Описание этой системы вызывает изумление: неужели ребенок дошел до такой степени лицемерия и актерства? Он ведь начал притворяться психически ненормальным. А так, заигравшись, недолго и стать таким. Вот как это было:
«Предвидя, что отец настоятель вот-вот вызовет меня к доске, а отвечать, естественно, не хотелось, я вдруг вскакивал с ошалелым видом, вскидывал руки, словно защищаясь, и отшвыривал учебник, который будто бы прилежно изучал уже битый час, и, дрожа как осиновый лист, лез под лавку, спасаясь от невидимой угрозы. Потом, бессильно уронив голову на руки, замирал. Исполнив вышеописанную пантомиму, я обычно получал позволение погулять в саду вместо урока, а по возвращении меня поили пахучим травяным чаем. Родители, узнав о моих псевдоприпадках, просили наставников отнестись ко мне бережнее, вследствие чего я утвердился в своих привилегиях, и монахи в итоге прекратили попытки научить меня хоть чему-нибудь.
Довольно часто меня водили к врачу – тому самому старику, которому я расколотил очки, мстя за попытку проколоть уши моей сестренке. В ту пору я довольно часто падал в обморок, и безо всякого притворства: достаточно было просто взбежать по лестнице. Столь же часто у меня носом шла кровь, а что до ангин, то с ними я просто сроднился. Болезнь протекала всегда одинаково: высокая температура держалась один день, затем постепенно спадала, и в итоге неделю я проводил у себя в комнате. Я поправлялся не торопясь».
Он боролся за самого себя. По его признанию, над ним «реяло самовластное ощущение всепоглощающего одиночества, которое завладевало моей душой и возносило ее на недосягаемую высоту». Болезни позволяли ему оставаться наедине с собой или своими близкими – кормилицей Лусией и бабушкой Аной. (У многих выдающихся людей долгие болезни в детстве способствовали самопознанию.)
С тех пор он испытывал, по его словам, благоговение перед старушками и стариками: «До конца своих дней я останусь тем, кем пребываю изначально, – воплощенной противоположностью Фаусту, его антиподом. С младых ногтей я поклоняюсь старости. С какой охотой я – мальчишка – поменялся бы обличьем со стариком! Как страстно хотелось мне постареть – сразу, в мгновение ока! А Фауст? Жалкое существо! Ему открывалась высшая мудрость – старость, а он продал душу за юношеский румянец и младое невежество».

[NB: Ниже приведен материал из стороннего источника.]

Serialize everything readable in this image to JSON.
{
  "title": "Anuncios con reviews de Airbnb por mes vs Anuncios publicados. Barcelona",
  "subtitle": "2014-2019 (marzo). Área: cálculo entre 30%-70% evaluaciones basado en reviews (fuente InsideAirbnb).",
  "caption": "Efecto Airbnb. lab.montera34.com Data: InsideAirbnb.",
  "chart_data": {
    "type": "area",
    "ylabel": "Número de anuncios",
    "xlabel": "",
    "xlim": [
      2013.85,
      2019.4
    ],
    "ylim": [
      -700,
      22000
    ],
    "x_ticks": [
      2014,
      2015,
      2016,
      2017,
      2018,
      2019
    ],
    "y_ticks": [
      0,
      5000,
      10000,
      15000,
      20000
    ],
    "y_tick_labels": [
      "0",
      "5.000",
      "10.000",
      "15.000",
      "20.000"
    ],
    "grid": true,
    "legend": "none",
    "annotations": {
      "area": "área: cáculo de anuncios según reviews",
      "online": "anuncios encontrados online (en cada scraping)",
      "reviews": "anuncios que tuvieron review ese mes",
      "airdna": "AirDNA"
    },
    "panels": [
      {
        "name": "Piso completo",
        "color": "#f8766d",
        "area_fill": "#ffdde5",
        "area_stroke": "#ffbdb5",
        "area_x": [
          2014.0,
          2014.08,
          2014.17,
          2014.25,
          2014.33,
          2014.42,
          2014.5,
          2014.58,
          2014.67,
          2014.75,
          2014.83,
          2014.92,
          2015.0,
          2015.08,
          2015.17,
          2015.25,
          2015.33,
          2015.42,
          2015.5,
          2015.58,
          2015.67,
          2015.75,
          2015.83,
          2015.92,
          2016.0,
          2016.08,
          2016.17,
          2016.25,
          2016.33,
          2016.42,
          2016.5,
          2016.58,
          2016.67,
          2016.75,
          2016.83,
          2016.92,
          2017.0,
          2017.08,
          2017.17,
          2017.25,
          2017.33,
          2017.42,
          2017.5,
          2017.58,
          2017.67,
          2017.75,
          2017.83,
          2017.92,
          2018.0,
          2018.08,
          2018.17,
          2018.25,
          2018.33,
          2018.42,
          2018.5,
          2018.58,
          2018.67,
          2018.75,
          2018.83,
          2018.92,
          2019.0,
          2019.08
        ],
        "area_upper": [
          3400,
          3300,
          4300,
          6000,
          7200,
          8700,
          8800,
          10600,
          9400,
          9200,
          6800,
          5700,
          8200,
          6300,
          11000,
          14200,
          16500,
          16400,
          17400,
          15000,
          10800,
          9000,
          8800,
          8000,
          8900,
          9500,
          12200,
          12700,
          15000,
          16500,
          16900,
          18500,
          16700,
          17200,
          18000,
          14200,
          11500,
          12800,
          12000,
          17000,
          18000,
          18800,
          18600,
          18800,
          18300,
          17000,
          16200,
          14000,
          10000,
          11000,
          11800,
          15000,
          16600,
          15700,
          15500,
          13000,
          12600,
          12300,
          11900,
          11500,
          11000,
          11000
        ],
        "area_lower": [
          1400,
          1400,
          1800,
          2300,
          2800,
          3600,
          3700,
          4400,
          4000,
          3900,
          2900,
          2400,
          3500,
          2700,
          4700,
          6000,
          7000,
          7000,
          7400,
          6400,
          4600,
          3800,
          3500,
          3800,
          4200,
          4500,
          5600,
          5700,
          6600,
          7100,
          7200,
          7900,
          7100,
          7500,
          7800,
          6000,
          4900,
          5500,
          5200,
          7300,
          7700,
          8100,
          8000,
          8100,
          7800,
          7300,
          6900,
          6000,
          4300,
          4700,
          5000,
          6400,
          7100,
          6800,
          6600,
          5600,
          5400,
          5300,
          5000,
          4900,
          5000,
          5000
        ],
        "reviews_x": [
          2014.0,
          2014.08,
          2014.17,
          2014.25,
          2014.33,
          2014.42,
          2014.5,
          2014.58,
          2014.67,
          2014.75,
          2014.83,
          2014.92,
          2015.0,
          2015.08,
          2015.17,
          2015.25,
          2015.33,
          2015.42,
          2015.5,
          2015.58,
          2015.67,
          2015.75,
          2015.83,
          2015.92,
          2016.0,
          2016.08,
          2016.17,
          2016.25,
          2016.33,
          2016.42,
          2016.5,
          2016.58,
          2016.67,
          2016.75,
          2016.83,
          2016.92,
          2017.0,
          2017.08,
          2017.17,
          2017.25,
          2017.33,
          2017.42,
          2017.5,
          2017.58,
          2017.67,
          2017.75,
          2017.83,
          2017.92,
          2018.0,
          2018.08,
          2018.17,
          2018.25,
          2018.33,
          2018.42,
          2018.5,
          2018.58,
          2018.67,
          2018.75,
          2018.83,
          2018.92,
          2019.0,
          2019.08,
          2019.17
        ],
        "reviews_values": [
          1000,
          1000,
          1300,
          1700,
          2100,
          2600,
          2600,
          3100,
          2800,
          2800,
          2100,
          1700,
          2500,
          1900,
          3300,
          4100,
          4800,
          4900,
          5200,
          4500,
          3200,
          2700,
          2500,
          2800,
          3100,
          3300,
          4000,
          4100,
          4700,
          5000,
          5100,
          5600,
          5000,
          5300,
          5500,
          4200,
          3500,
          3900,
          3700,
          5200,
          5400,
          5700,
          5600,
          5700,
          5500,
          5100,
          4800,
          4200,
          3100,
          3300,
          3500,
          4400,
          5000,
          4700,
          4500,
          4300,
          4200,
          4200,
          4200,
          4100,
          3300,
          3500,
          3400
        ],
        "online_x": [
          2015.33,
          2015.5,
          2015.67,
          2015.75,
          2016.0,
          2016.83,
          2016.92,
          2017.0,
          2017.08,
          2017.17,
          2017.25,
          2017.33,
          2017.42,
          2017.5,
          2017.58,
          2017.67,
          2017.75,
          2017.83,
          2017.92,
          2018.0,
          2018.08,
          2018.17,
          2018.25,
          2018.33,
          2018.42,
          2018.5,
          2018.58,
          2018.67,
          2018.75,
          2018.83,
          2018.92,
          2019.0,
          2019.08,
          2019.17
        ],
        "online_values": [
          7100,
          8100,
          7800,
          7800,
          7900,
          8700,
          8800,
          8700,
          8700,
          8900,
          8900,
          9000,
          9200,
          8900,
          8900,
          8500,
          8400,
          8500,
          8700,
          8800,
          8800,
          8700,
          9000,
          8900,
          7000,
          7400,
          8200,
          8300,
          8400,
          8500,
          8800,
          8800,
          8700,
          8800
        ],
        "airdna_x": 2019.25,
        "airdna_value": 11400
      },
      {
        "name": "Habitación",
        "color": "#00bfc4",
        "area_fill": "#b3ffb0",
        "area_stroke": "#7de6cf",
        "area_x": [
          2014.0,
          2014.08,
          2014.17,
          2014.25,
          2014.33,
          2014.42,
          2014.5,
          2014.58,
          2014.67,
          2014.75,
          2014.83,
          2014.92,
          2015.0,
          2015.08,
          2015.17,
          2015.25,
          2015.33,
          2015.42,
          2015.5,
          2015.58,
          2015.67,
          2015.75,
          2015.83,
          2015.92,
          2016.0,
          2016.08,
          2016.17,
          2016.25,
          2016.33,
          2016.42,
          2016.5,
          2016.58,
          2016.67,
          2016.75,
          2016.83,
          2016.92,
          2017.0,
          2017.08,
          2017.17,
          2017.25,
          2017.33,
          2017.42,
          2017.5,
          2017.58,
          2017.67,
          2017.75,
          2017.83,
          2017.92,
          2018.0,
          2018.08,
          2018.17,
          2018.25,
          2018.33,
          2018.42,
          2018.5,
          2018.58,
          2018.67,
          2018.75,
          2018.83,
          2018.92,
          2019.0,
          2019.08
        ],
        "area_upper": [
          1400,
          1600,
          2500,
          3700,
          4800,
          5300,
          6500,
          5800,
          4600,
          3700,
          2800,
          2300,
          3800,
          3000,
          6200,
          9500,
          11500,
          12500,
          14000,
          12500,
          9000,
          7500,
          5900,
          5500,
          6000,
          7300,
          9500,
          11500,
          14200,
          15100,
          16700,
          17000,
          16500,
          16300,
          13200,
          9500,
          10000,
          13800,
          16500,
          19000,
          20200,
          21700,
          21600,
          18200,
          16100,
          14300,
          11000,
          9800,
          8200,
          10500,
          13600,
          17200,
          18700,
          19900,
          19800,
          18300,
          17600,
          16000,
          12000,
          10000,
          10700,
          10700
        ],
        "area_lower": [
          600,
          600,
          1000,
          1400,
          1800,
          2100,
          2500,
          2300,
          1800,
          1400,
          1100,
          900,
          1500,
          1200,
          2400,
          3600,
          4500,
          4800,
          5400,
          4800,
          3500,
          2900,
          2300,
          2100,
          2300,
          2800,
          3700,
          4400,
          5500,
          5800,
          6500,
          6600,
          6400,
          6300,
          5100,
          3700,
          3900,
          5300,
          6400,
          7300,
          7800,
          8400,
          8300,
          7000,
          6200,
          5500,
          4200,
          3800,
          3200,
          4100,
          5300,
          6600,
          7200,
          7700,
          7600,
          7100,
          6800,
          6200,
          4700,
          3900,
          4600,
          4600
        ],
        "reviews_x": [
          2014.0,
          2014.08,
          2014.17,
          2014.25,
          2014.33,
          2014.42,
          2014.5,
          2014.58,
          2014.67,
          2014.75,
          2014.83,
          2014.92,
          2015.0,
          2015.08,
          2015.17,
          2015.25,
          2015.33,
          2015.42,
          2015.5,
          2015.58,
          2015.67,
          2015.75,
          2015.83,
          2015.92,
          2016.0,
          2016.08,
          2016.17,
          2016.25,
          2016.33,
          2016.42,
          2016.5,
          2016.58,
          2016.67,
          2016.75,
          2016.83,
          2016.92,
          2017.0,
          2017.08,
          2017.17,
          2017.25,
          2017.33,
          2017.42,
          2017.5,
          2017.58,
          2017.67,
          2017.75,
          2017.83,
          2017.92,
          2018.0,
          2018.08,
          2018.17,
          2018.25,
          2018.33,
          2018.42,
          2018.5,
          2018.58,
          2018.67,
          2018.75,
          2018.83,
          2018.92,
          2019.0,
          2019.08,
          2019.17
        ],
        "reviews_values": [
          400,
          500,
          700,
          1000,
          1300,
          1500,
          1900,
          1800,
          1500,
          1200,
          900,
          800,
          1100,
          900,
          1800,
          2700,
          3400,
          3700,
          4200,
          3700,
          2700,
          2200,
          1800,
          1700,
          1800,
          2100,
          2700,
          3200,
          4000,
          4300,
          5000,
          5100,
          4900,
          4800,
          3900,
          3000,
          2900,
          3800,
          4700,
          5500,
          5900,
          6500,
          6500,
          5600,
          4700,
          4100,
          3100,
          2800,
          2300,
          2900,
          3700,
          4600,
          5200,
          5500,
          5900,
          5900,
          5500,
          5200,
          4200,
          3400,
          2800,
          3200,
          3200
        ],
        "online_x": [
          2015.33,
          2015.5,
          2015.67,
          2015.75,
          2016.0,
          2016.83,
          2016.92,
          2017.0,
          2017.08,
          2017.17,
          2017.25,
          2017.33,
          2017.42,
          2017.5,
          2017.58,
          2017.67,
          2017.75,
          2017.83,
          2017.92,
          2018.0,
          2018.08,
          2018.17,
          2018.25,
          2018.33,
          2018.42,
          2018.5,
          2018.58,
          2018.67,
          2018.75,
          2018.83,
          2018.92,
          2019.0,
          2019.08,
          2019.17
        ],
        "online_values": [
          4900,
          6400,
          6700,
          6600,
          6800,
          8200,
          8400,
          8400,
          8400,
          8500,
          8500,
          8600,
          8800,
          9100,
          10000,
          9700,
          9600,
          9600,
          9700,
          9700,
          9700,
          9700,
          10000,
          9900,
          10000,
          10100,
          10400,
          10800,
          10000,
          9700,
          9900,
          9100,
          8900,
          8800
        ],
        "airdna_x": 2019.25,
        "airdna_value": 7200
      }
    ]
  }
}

Для Сальвадора католические учебные заведения стали еще одной своеобразной школой жизни, расширили его представления о людях и нравах. Автор книги, посвященной Дали (серия «Галерея гениев»), Н. В. Геташвили отметила: «Из них молодой Дали вышел таким же атеистом, как и отец, однако полностью обученный внешнему ритуальному декоруму католичества (“Катехизис” будущий сюрреалист сдал на “отлично”). И яд лицемерия в существовании “не по правде” (семья и школа) в ранние годы становления личности художника вовсе не следует сбрасывать со счетов в понимании дальнейших событий его творческой биографии».
Придется уточнить. То, что Сальвадор неплохо выучил «Катехизис», свидетельствует о его хорошей памяти, а не о лицемерии. То, что он вышел из католической школы атеистом, показывает основательность его убеждений, нежелание поддаваться внешним влияниям и легко менять свои взгляды.